Barcelone met en place des refuges climatiques pour atténuer la chaleur estivale

Des « refuges climatiques » pour supporter la chaleur : le pari réussi de Barcelone

Des « refuges climatiques » pour supporter la chaleur : le pari réussi de Barcelone

Barcelone (Espagne), reportage

En ce mois d’août, la chaleur devient rapidement étouffante dans les rues de Barcelone. Au parc Clariana de les Glòries, plusieurs dizaines de personnes se rassemblent pour échapper à la canicule. « Je viens ici presque tous les jours. Il fait tellement bon avec toute cette végétation. On a presque l’impression qu’il n’y a plus de canicule », confie Nicolas, assis dans l’herbe sous les arbres avec un ami. Ce parc fait partie des 500 espaces désignés comme « refuges climatiques » par la ville.

Ces refuges, ouverts gratuitement, permettent à quiconque de se rafraîchir, que ce soit pour quelques minutes ou plusieurs heures. « Cette année, 99 % de la population a accès à un refuge climatique à seulement dix minutes de marche », indique Irma Ventayol, responsable de ce réseau. En 2020, seulement 70 refuges étaient disponibles.

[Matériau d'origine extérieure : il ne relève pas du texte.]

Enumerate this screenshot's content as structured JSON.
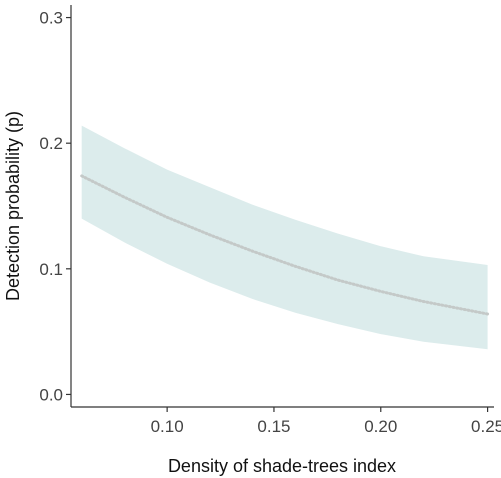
{
  "chart_data": {
    "type": "line",
    "title": "",
    "xlabel": "Density of shade-trees index",
    "ylabel": "Detection probability (p)",
    "xlim": [
      0.055,
      0.253
    ],
    "ylim": [
      -0.01,
      0.31
    ],
    "x_ticks": [
      0.1,
      0.15,
      0.2,
      0.25
    ],
    "x_tick_labels": [
      "0.10",
      "0.15",
      "0.20",
      "0.25"
    ],
    "y_ticks": [
      0.0,
      0.1,
      0.2,
      0.3
    ],
    "y_tick_labels": [
      "0.0",
      "0.1",
      "0.2",
      "0.3"
    ],
    "grid": false,
    "legend": "none",
    "series": [
      {
        "role": "fitted-line",
        "style": "dotted",
        "color": "#c4c9c8",
        "x": [
          0.06,
          0.08,
          0.1,
          0.12,
          0.14,
          0.16,
          0.18,
          0.2,
          0.22,
          0.25
        ],
        "y": [
          0.174,
          0.157,
          0.141,
          0.127,
          0.114,
          0.102,
          0.091,
          0.082,
          0.074,
          0.064
        ]
      },
      {
        "role": "confidence-band",
        "color": "#dcecec",
        "x": [
          0.06,
          0.08,
          0.1,
          0.12,
          0.14,
          0.16,
          0.18,
          0.2,
          0.22,
          0.25
        ],
        "lower": [
          0.14,
          0.121,
          0.104,
          0.089,
          0.076,
          0.065,
          0.056,
          0.048,
          0.042,
          0.036
        ],
        "upper": [
          0.214,
          0.196,
          0.179,
          0.165,
          0.151,
          0.139,
          0.128,
          0.118,
          0.11,
          0.103
        ]
      }
    ]
  }
}
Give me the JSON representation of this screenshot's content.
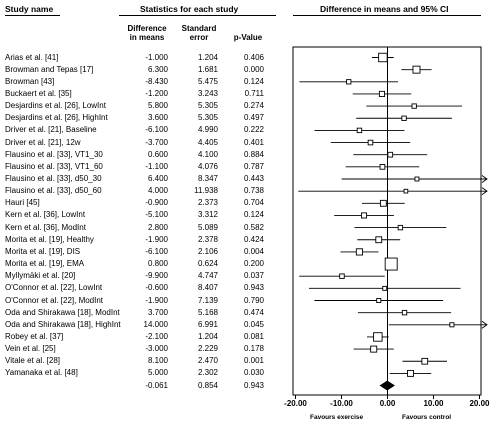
{
  "headers": {
    "study": "Study name",
    "stats": "Statistics for each study",
    "plot": "Difference in means and 95% CI",
    "col_diff_1": "Difference",
    "col_diff_2": "in means",
    "col_se_1": "Standard",
    "col_se_2": "error",
    "col_p": "p-Value"
  },
  "chart_data": {
    "type": "forest",
    "xlim": [
      -20,
      20
    ],
    "ticks": [
      "-20.00",
      "-10.00",
      "0.00",
      "10.00",
      "20.00"
    ],
    "xlabel_left": "Favours exercise",
    "xlabel_right": "Favours control",
    "studies": [
      {
        "name": "Arias et al. [41]",
        "diff": "-1.000",
        "se": "1.204",
        "p": "0.406",
        "d": -1.0,
        "s": 1.204
      },
      {
        "name": "Browman and Tepas [17]",
        "diff": "6.300",
        "se": "1.681",
        "p": "0.000",
        "d": 6.3,
        "s": 1.681
      },
      {
        "name": "Browman [43]",
        "diff": "-8.430",
        "se": "5.475",
        "p": "0.124",
        "d": -8.43,
        "s": 5.475
      },
      {
        "name": "Buckaert et al. [35]",
        "diff": "-1.200",
        "se": "3.243",
        "p": "0.711",
        "d": -1.2,
        "s": 3.243
      },
      {
        "name": "Desjardins et al. [26], LowInt",
        "diff": "5.800",
        "se": "5.305",
        "p": "0.274",
        "d": 5.8,
        "s": 5.305
      },
      {
        "name": "Desjardins et al. [26], HighInt",
        "diff": "3.600",
        "se": "5.305",
        "p": "0.497",
        "d": 3.6,
        "s": 5.305
      },
      {
        "name": "Driver et al. [21], Baseline",
        "diff": "-6.100",
        "se": "4.990",
        "p": "0.222",
        "d": -6.1,
        "s": 4.99
      },
      {
        "name": "Driver et al. [21], 12w",
        "diff": "-3.700",
        "se": "4.405",
        "p": "0.401",
        "d": -3.7,
        "s": 4.405
      },
      {
        "name": "Flausino et al. [33], VT1_30",
        "diff": "0.600",
        "se": "4.100",
        "p": "0.884",
        "d": 0.6,
        "s": 4.1
      },
      {
        "name": "Flausino et al. [33], VT1_60",
        "diff": "-1.100",
        "se": "4.076",
        "p": "0.787",
        "d": -1.1,
        "s": 4.076
      },
      {
        "name": "Flausino et al. [33], d50_30",
        "diff": "6.400",
        "se": "8.347",
        "p": "0.443",
        "d": 6.4,
        "s": 8.347
      },
      {
        "name": "Flausino et al. [33], d50_60",
        "diff": "4.000",
        "se": "11.938",
        "p": "0.738",
        "d": 4.0,
        "s": 11.938
      },
      {
        "name": "Hauri [45]",
        "diff": "-0.900",
        "se": "2.373",
        "p": "0.704",
        "d": -0.9,
        "s": 2.373
      },
      {
        "name": "Kern et al. [36], LowInt",
        "diff": "-5.100",
        "se": "3.312",
        "p": "0.124",
        "d": -5.1,
        "s": 3.312
      },
      {
        "name": "Kern et al. [36], ModInt",
        "diff": "2.800",
        "se": "5.089",
        "p": "0.582",
        "d": 2.8,
        "s": 5.089
      },
      {
        "name": "Morita et al. [19], Healthy",
        "diff": "-1.900",
        "se": "2.378",
        "p": "0.424",
        "d": -1.9,
        "s": 2.378
      },
      {
        "name": "Morita et al. [19], DIS",
        "diff": "-6.100",
        "se": "2.106",
        "p": "0.004",
        "d": -6.1,
        "s": 2.106
      },
      {
        "name": "Morita et al. [19], EMA",
        "diff": "0.800",
        "se": "0.624",
        "p": "0.200",
        "d": 0.8,
        "s": 0.624
      },
      {
        "name": "Myllymäki et al. [20]",
        "diff": "-9.900",
        "se": "4.747",
        "p": "0.037",
        "d": -9.9,
        "s": 4.747
      },
      {
        "name": "O'Connor et al. [22], LowInt",
        "diff": "-0.600",
        "se": "8.407",
        "p": "0.943",
        "d": -0.6,
        "s": 8.407
      },
      {
        "name": "O'Connor et al. [22], ModInt",
        "diff": "-1.900",
        "se": "7.139",
        "p": "0.790",
        "d": -1.9,
        "s": 7.139
      },
      {
        "name": "Oda and Shirakawa [18], ModInt",
        "diff": "3.700",
        "se": "5.168",
        "p": "0.474",
        "d": 3.7,
        "s": 5.168
      },
      {
        "name": "Oda and Shirakawa [18], HighInt",
        "diff": "14.000",
        "se": "6.991",
        "p": "0.045",
        "d": 14.0,
        "s": 6.991
      },
      {
        "name": "Robey et al. [37]",
        "diff": "-2.100",
        "se": "1.204",
        "p": "0.081",
        "d": -2.1,
        "s": 1.204
      },
      {
        "name": "Vein et al. [25]",
        "diff": "-3.000",
        "se": "2.229",
        "p": "0.178",
        "d": -3.0,
        "s": 2.229
      },
      {
        "name": "Vitale et al. [28]",
        "diff": "8.100",
        "se": "2.470",
        "p": "0.001",
        "d": 8.1,
        "s": 2.47
      },
      {
        "name": "Yamanaka et al. [48]",
        "diff": "5.000",
        "se": "2.302",
        "p": "0.030",
        "d": 5.0,
        "s": 2.302
      }
    ],
    "summary": {
      "diff": "-0.061",
      "se": "0.854",
      "p": "0.943",
      "d": -0.061,
      "s": 0.854
    }
  }
}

Ce réseau inclut des espaces verts, mais également des bibliothèques, musées, centres culturels, marchés publics, écoles, piscines et commerces de quartier. Tous ces lieux doivent respecter certaines normes, comme maintenir une température intérieure de 26 ºC, être accessibles gratuitement, offrir de l’eau potable et disposer de sièges.

Depuis le 1er juin, près de 4 500 décès liés à la chaleur ont été enregistrés en Espagne, contre 3 073 sur la même période l’an dernier. Barcelone a également battu un record de température avec 40,7 °C et a connu au moins 52 nuits tropicales, où la température ne descend pas en dessous de 25 °C.

Les refuges climatiques sont donc perçus comme un outil de prévention. « Ces refuges sont vraiment nécessaires car plus de 20 % de la population à Barcelone est en précarité énergétique, ce qui signifie qu’il y a des gens qui ne peuvent pas maintenir une température adéquate chez eux ou qui ne peuvent pas payer leurs factures », explique Irma Ventayol.

Dans le hall du Musée du design de Barcelone, des visiteurs lisent ou travaillent sur leurs ordinateurs. Grazia, qui télétravaille avec une amie, souligne : « Tout le monde n’a pas les moyens d’aller dans un café ou d’aller travailler dans un espace de coworking. Avec l’été que l’on vient de connaître, ce genre d’endroits est plus que nécessaire. »

À quelques rues, la fondation Enllaç, qui soutient la communauté LGBTQ+, propose également des activités variées, allant de groupes de conversation à des séances de yoga. « Nous voulons offrir un endroit pour se protéger de la chaleur mais aussi socialiser », explique Patricia Zamora, coordinatrice des activités de l’organisme.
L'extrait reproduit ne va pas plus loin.